Introduction

1- Le goût de la fête

En 1997, près de 160 000 bals ont été organisés en France soit 4,5 bals par commune ou 1 bal pour 350 habitants. En moyenne en 1989, les adultes français sont allés danser 5 fois par an dans un bal public.

Ces chiffres soulignent l’importance considérable d’une activité dont on va s’efforcer de montrer que son rôle dépasse largement celui d’un simple loisir. Très simple en apparence (“le bal, tout le monde connaît” 1 ), le bal se révèle complexe car il a de multiples finalités.

En même temps ces moyennes se révèlent trompeuses : on constate de très fortes inégalités géographiques, qu’on s’intéresse à l’intensité avec laquelle il est pratiqué comme aux motivations du public.

Le bal c’est donc la fête. Comme la plupart des peuples, les français aiment faire la fête, et pas seulement danser ; on le redécouvre depuis quelques temps 2 : “Ils [les français] veulent retrouver le goût de la fête, de la sensualité, du partage et de la chaleur humaine.” 3 Mais un regard plus attentif nous montre la constance de ces tendances: ainsi, malgré quelques inflexions durant la crise économique du début des années 90, le nombre de bals reste stable depuis une vingtaine d’années.

Or, la fête a, dans toute société, des fonctions importantes et variées. Dans le cas du bal nous allons voir qu’il permet tout d’abord -c’est peut-être même sa fonction principale- de contribuer à la constitution du groupe ou, le plus souvent, sa régulière refondation symbolique, en favorisant l’émergence d’un sentiment d’identité collective, locale mais aussi régionale.

On vient aussi dans certains bals pour y construire une identité personnelle par référence à un groupe plus réduit mais soigneusement choisi ; il n’est pas rare qu’on y recherche la fusion avec ce groupe pour se distinguer du reste de la société. Le bal est alors un moyen de se couper de l’ensemble de la société, de se replier sur sa communauté. Ces bals semblent se développer au détriment des précédents.

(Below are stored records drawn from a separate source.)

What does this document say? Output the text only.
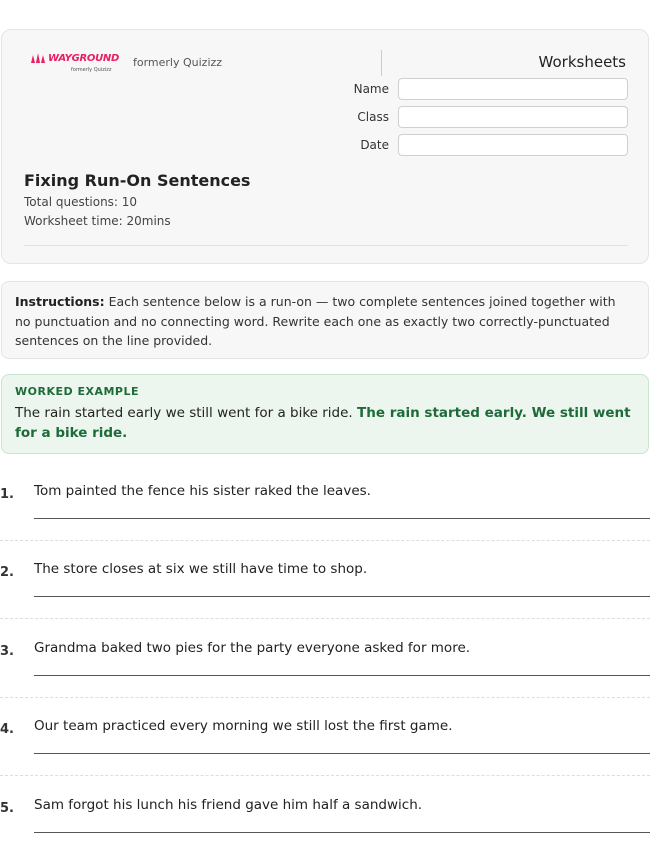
WAYGROUND
formerly Quizizz
formerly Quizizz	Worksheets
Name
Class
Date
Fixing Run-On Sentences
Total questions: 10
Worksheet time: 20mins
Instructions: Each sentence below is a run-on — two complete sentences joined together with no punctuation and no connecting word. Rewrite each one as exactly two correctly-punctuated sentences on the line provided.
WORKED EXAMPLE
The rain started early we still went for a bike ride. The rain started early. We still went for a bike ride.
1. Tom painted the fence his sister raked the leaves.
2. The store closes at six we still have time to shop.
3. Grandma baked two pies for the party everyone asked for more.
4. Our team practiced every morning we still lost the first game.
5. Sam forgot his lunch his friend gave him half a sandwich.
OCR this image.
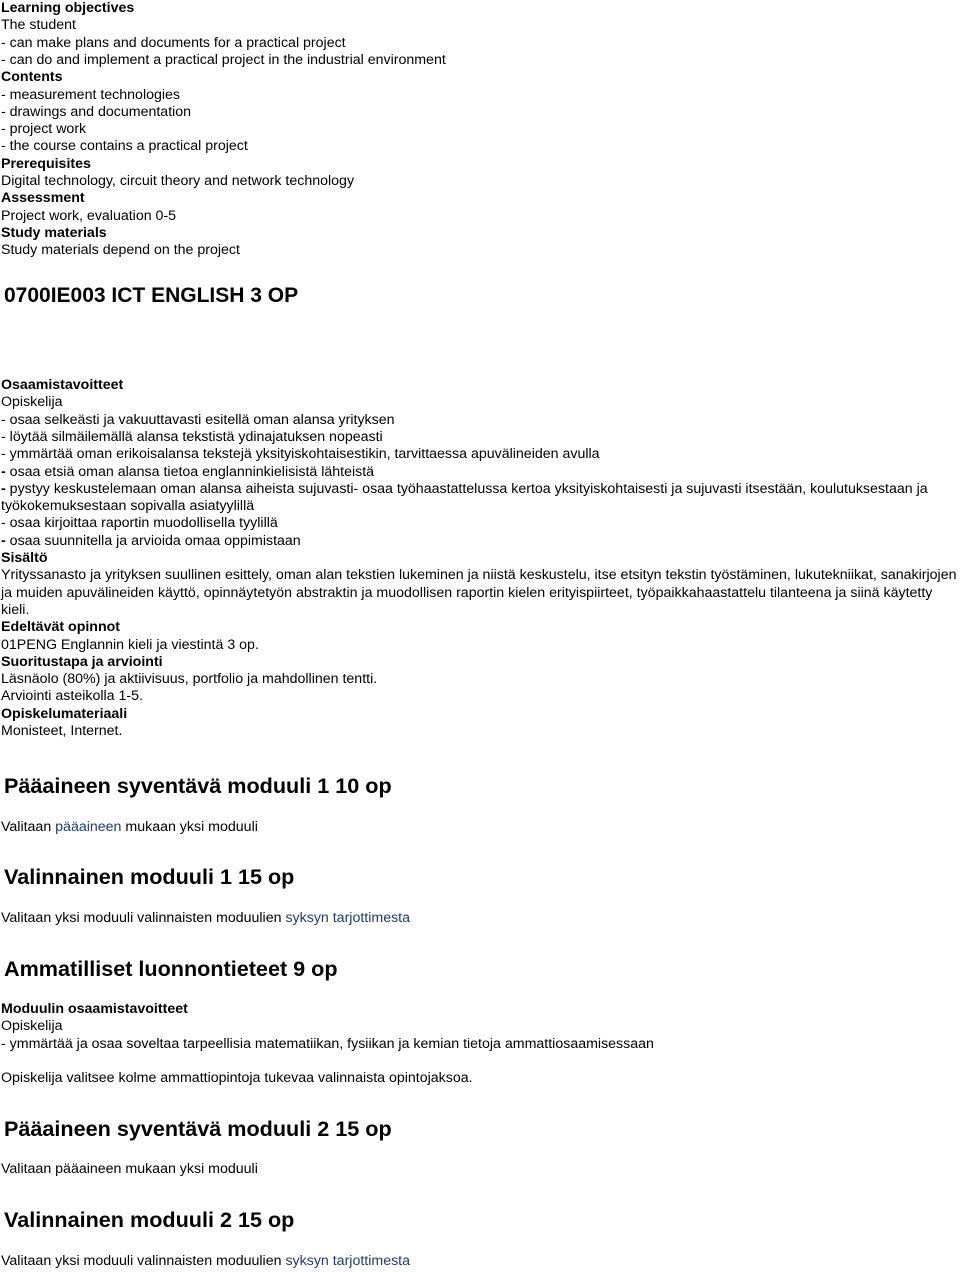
Learning objectives
The student
- can make plans and documents for a practical project
- can do and implement a practical project in the industrial environment
Contents
- measurement technologies
- drawings and documentation
- project work
- the course contains a practical project
Prerequisites
Digital technology, circuit theory and network technology
Assessment
Project work, evaluation 0-5
Study materials
Study materials depend on the project
0700IE003 ICT ENGLISH 3 OP
Osaamistavoitteet
Opiskelija
- osaa selkeästi ja vakuuttavasti esitellä oman alansa yrityksen
- löytää silmäilemällä alansa tekstistä ydinajatuksen nopeasti
- ymmärtää oman erikoisalansa tekstejä yksityiskohtaisestikin, tarvittaessa apuvälineiden avulla
- osaa etsiä oman alansa tietoa englanninkielisistä lähteistä
- pystyy keskustelemaan oman alansa aiheista sujuvasti- osaa työhaastattelussa kertoa yksityiskohtaisesti ja sujuvasti itsestään, koulutuksestaan ja työkokemuksestaan sopivalla asiatyylillä
- osaa kirjoittaa raportin muodollisella tyylillä
- osaa suunnitella ja arvioida omaa oppimistaan
Sisältö
Yrityssanasto ja yrityksen suullinen esittely, oman alan tekstien lukeminen ja niistä keskustelu, itse etsityn tekstin työstäminen, lukutekniikat, sanakirjojen ja muiden apuvälineiden käyttö, opinnäytetyön abstraktin ja muodollisen raportin kielen erityispiirteet, työpaikkahaastattelu tilanteena ja siinä käytetty kieli.
Edeltävät opinnot
01PENG Englannin kieli ja viestintä 3 op.
Suoritustapa ja arviointi
Läsnäolo (80%) ja aktiivisuus, portfolio ja mahdollinen tentti.
Arviointi asteikolla 1-5.
Opiskelumateriaali
Monisteet, Internet.
Pääaineen syventävä moduuli 1 10 op
Valitaan pääaineen mukaan yksi moduuli
Valinnainen moduuli 1 15 op
Valitaan yksi moduuli valinnaisten moduulien syksyn tarjottimesta
Ammatilliset luonnontieteet 9 op
Moduulin osaamistavoitteet
Opiskelija
- ymmärtää ja osaa soveltaa tarpeellisia matematiikan, fysiikan ja kemian tietoja ammattiosaamisessaan
Opiskelija valitsee kolme ammattiopintoja tukevaa valinnaista opintojaksoa.
Pääaineen syventävä moduuli 2 15 op
Valitaan pääaineen mukaan yksi moduuli
Valinnainen moduuli 2 15 op
Valitaan yksi moduuli valinnaisten moduulien syksyn tarjottimesta
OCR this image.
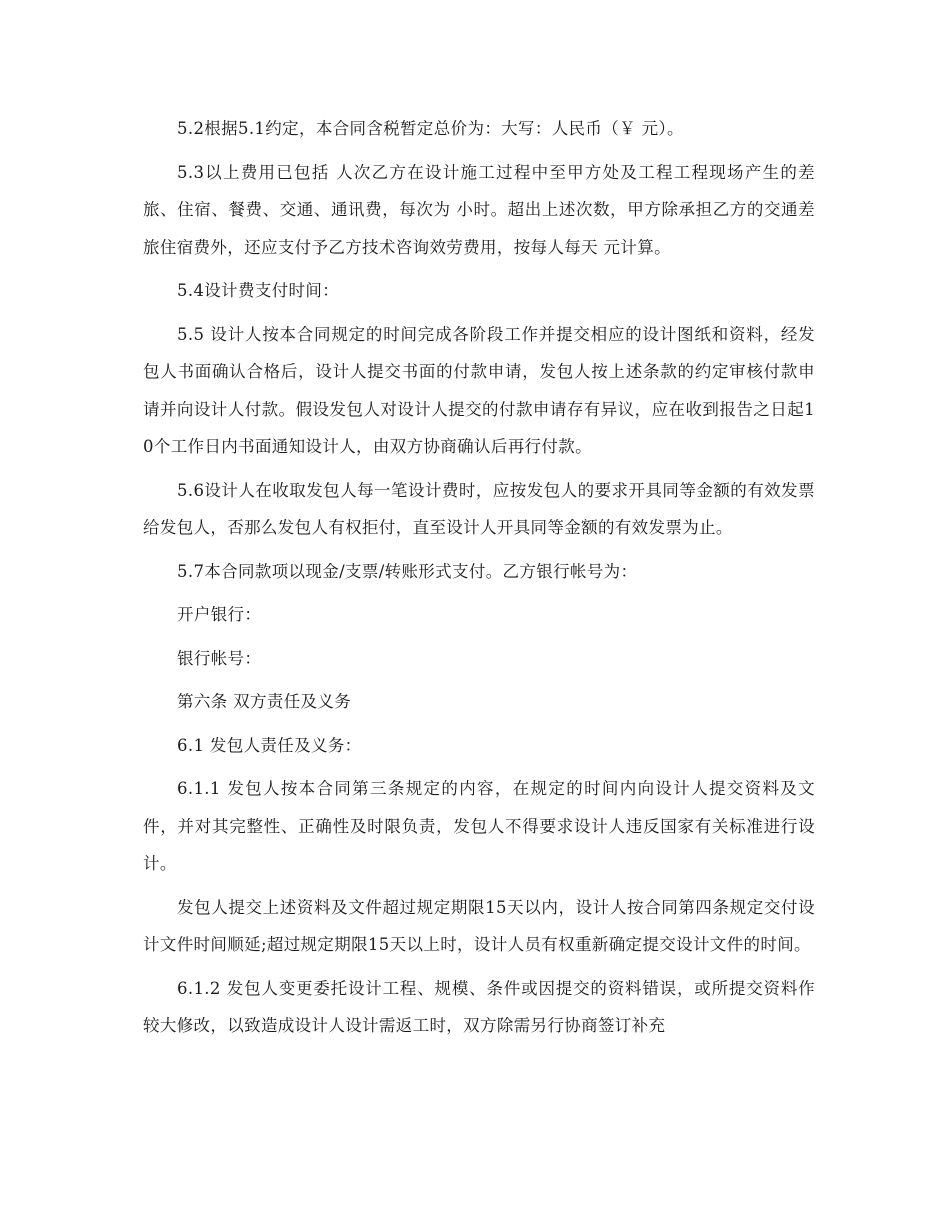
5.2根据5.1约定，本合同含税暂定总价为：大写：人民币（￥ 元）。

5.3以上费用已包括 人次乙方在设计施工过程中至甲方处及工程工程现场产生的差旅、住宿、餐费、交通、通讯费，每次为 小时。超出上述次数，甲方除承担乙方的交通差旅住宿费外，还应支付予乙方技术咨询效劳费用，按每人每天 元计算。

5.4设计费支付时间：

5.5 设计人按本合同规定的时间完成各阶段工作并提交相应的设计图纸和资料，经发包人书面确认合格后，设计人提交书面的付款申请，发包人按上述条款的约定审核付款申请并向设计人付款。假设发包人对设计人提交的付款申请存有异议，应在收到报告之日起10个工作日内书面通知设计人，由双方协商确认后再行付款。

5.6设计人在收取发包人每一笔设计费时，应按发包人的要求开具同等金额的有效发票给发包人，否那么发包人有权拒付，直至设计人开具同等金额的有效发票为止。

5.7本合同款项以现金/支票/转账形式支付。乙方银行帐号为：

开户银行：

银行帐号：

第六条 双方责任及义务

6.1 发包人责任及义务：

6.1.1 发包人按本合同第三条规定的内容，在规定的时间内向设计人提交资料及文件，并对其完整性、正确性及时限负责，发包人不得要求设计人违反国家有关标准进行设计。

发包人提交上述资料及文件超过规定期限15天以内，设计人按合同第四条规定交付设计文件时间顺延;超过规定期限15天以上时，设计人员有权重新确定提交设计文件的时间。

6.1.2 发包人变更委托设计工程、规模、条件或因提交的资料错误，或所提交资料作较大修改，以致造成设计人设计需返工时，双方除需另行协商签订补充
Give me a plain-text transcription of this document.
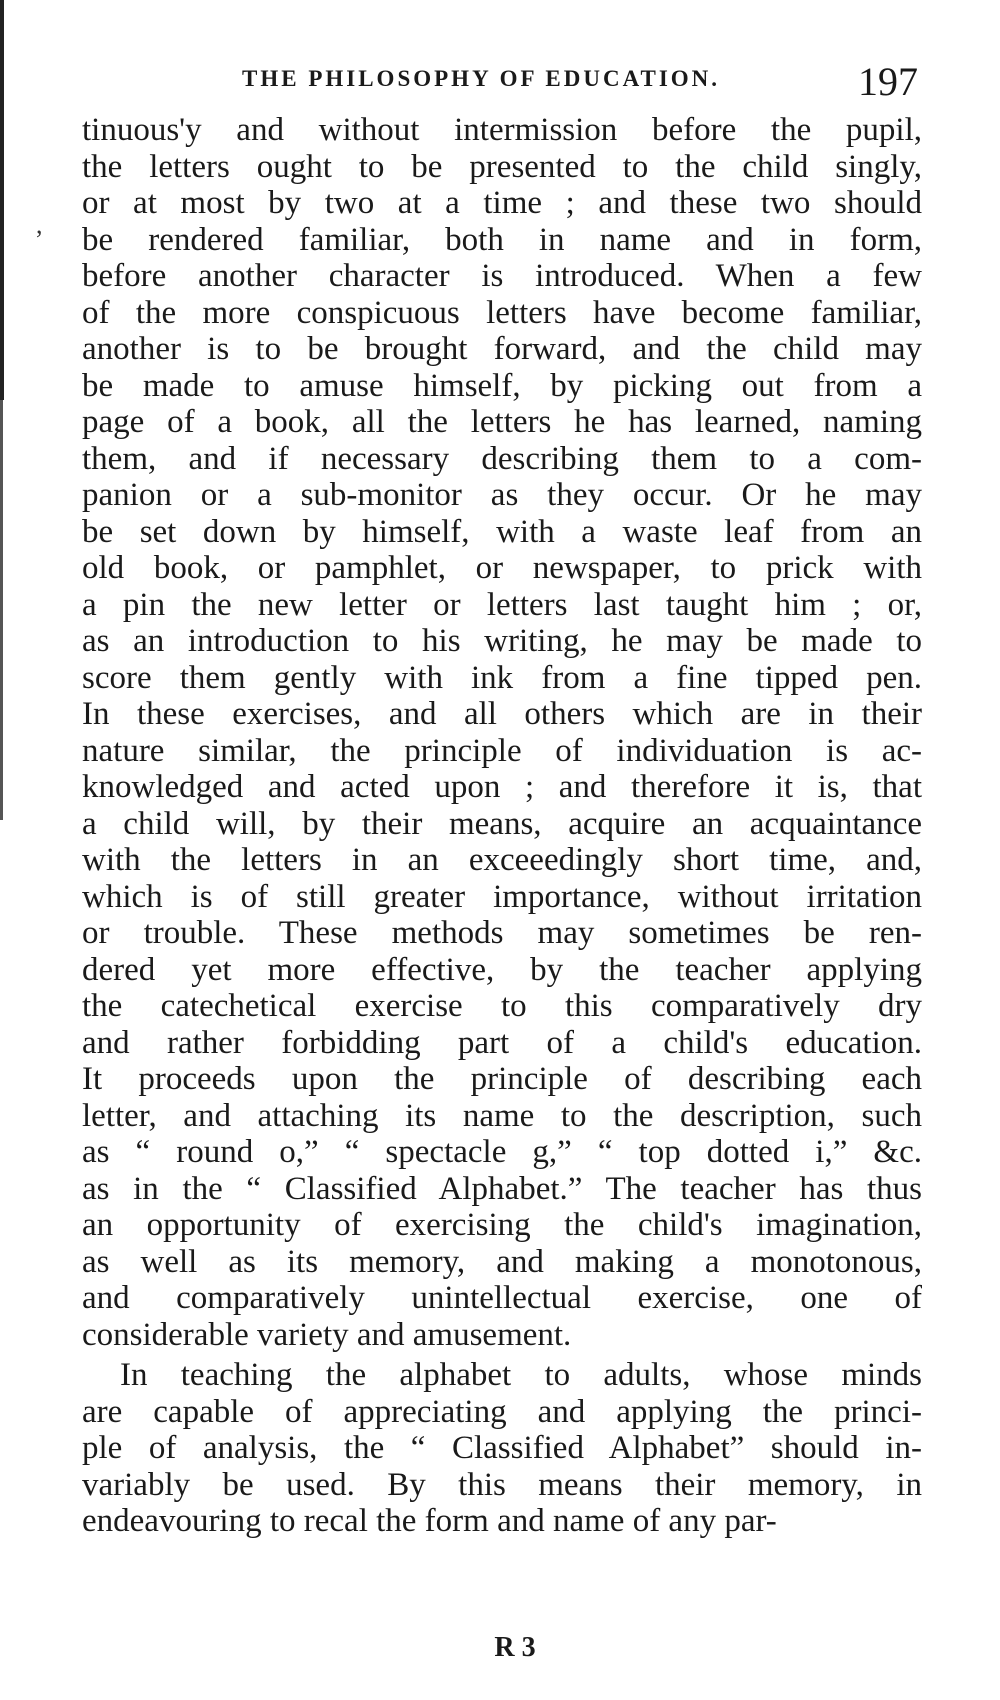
,
THE PHILOSOPHY OF EDUCATION.	197
tinuous'y and without intermission before the pupil,
the letters ought to be presented to the child singly,
or at most by two at a time ; and these two should
be rendered familiar, both in name and in form,
before another character is introduced. When a few
of the more conspicuous letters have become familiar,
another is to be brought forward, and the child may
be made to amuse himself, by picking out from a
page of a book, all the letters he has learned, naming
them, and if necessary describing them to a com-
panion or a sub-monitor as they occur. Or he may
be set down by himself, with a waste leaf from an
old book, or pamphlet, or newspaper, to prick with
a pin the new letter or letters last taught him ; or,
as an introduction to his writing, he may be made to
score them gently with ink from a fine tipped pen.
In these exercises, and all others which are in their
nature similar, the principle of individuation is ac-
knowledged and acted upon ; and therefore it is, that
a child will, by their means, acquire an acquaintance
with the letters in an exceeedingly short time, and,
which is of still greater importance, without irritation
or trouble. These methods may sometimes be ren-
dered yet more effective, by the teacher applying
the catechetical exercise to this comparatively dry
and rather forbidding part of a child's education.
It proceeds upon the principle of describing each
letter, and attaching its name to the description, such
as “ round o,” “ spectacle g,” “ top dotted i,” &c.
as in the “ Classified Alphabet.” The teacher has thus
an opportunity of exercising the child's imagination,
as well as its memory, and making a monotonous,
and comparatively unintellectual exercise, one of
considerable variety and amusement.
In teaching the alphabet to adults, whose minds
are capable of appreciating and applying the princi-
ple of analysis, the “ Classified Alphabet” should in-
variably be used. By this means their memory, in
endeavouring to recal the form and name of any par-
R 3
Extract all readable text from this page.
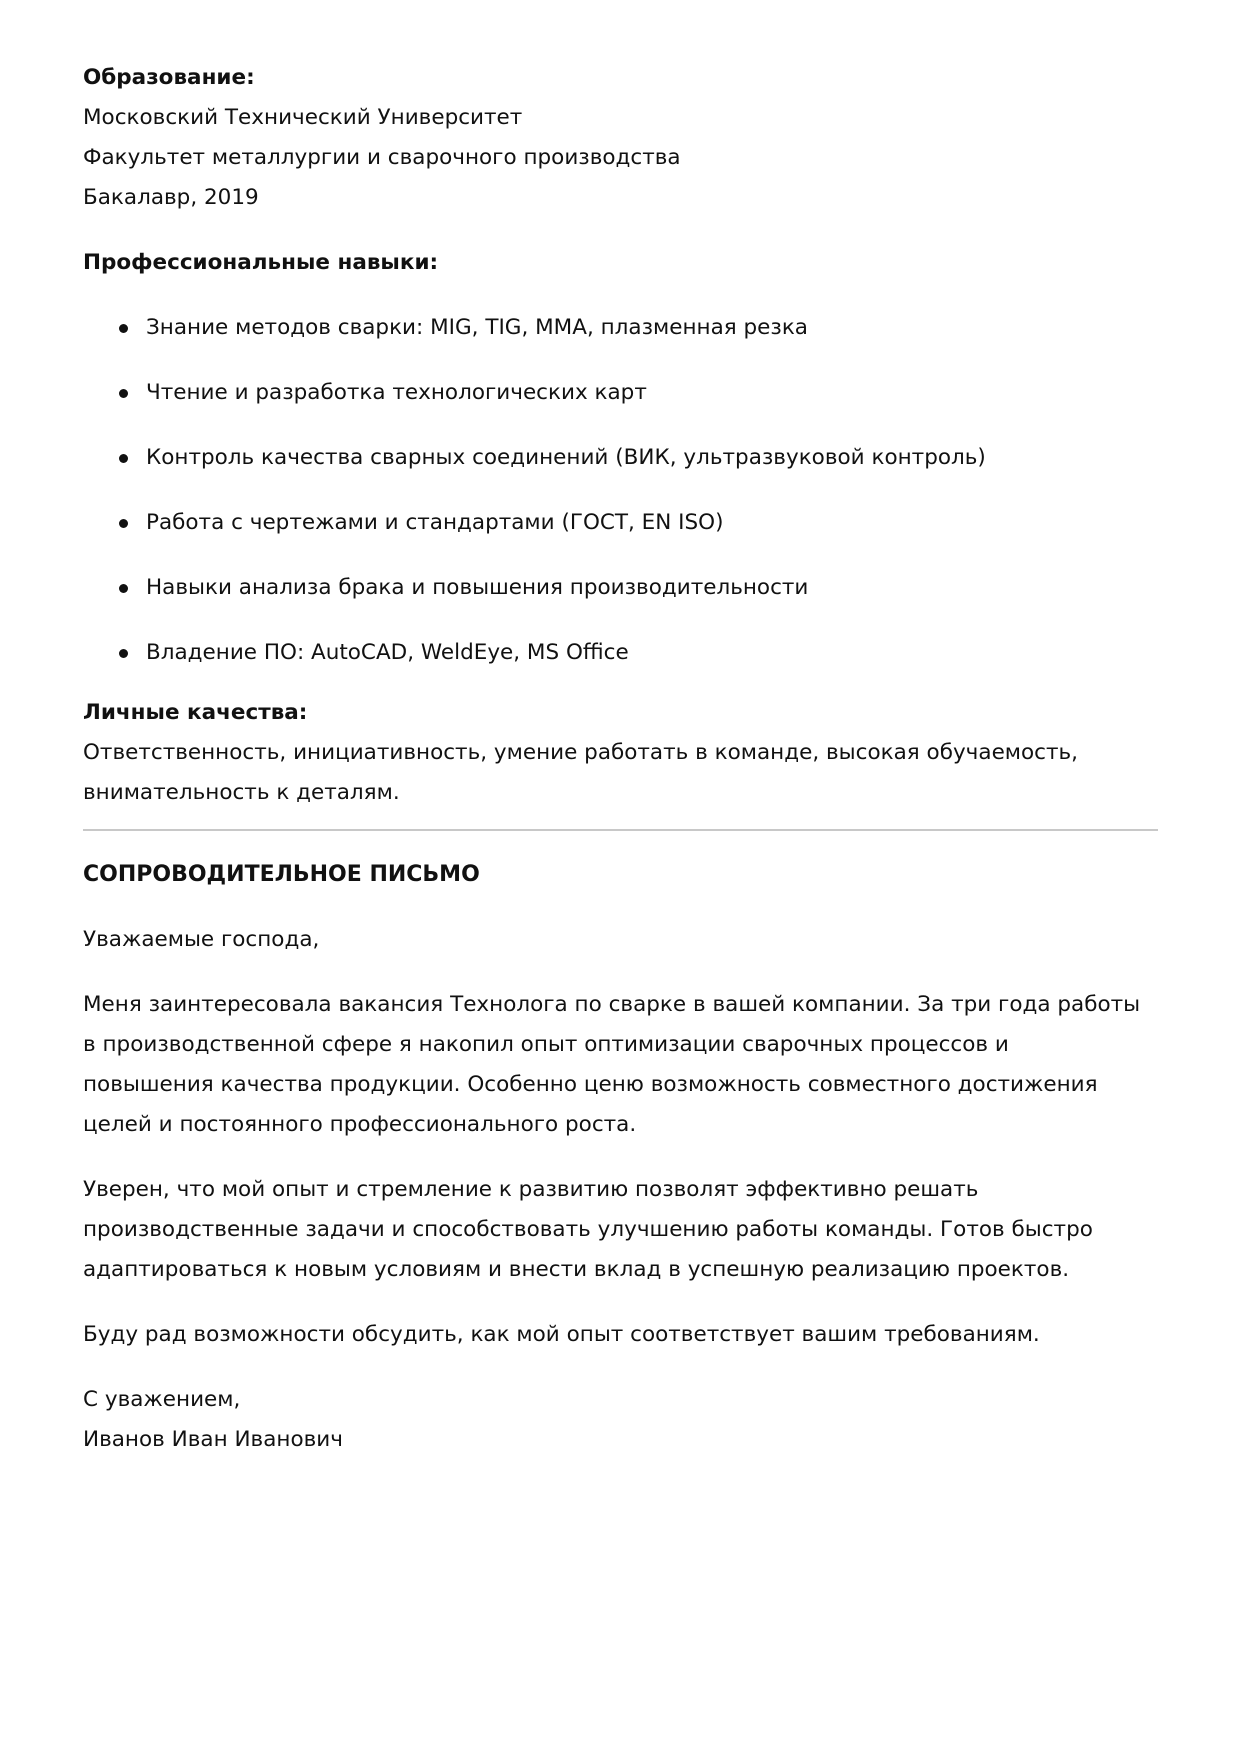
Образование:

Московский Технический Университет

Факультет металлургии и сварочного производства

Бакалавр, 2019

Профессиональные навыки:

Знание методов сварки: MIG, TIG, MMA, плазменная резка
Чтение и разработка технологических карт
Контроль качества сварных соединений (ВИК, ультразвуковой контроль)
Работа с чертежами и стандартами (ГОСТ, EN ISO)
Навыки анализа брака и повышения производительности
Владение ПО: AutoCAD, WeldEye, MS Office

Личные качества:

Ответственность, инициативность, умение работать в команде, высокая обучаемость,

внимательность к деталям.

СОПРОВОДИТЕЛЬНОЕ ПИСЬМО

Уважаемые господа,

Меня заинтересовала вакансия Технолога по сварке в вашей компании. За три года работы
в производственной сфере я накопил опыт оптимизации сварочных процессов и
повышения качества продукции. Особенно ценю возможность совместного достижения
целей и постоянного профессионального роста.
Уверен, что мой опыт и стремление к развитию позволят эффективно решать
производственные задачи и способствовать улучшению работы команды. Готов быстро
адаптироваться к новым условиям и внести вклад в успешную реализацию проектов.

Буду рад возможности обсудить, как мой опыт соответствует вашим требованиям.

С уважением,

Иванов Иван Иванович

En même temps, le bal est un loisir ; à ce titre, il est devenu une activité économique importante, même s’il ne fonctionne pas toujours selon la logique la plus rationnelle.

On le voit, la complexité de l’activité tient à ces aspects multiples. Sa modernité aussi : le bal est bien moins archaïque, ou folklorique qu’il n’y paraît ; il s’adapte, évolue, parfois au prix de mutations importantes comme celles qu’il a connu durant les années 70-80. Le bal reflète bien la société française.

Notes
1.

Exclamation d’un organisateur à qui je présentais l’objet de mon étude.

2.

La plupart des hebdomadaires ont consacré un numéro récent à ce sujet; citons plus particulièrement le Nouvel Observateur (semaine du 23 au 29 juillet 98), assez complet même s’il reprend certains poncifs sur lesquels nous auront à revenir.

3.

Xavier de Séguins, directeur de Radio Latina (Paris), interrogé dans Le Monde, dimanche 30 août 98, p. 29.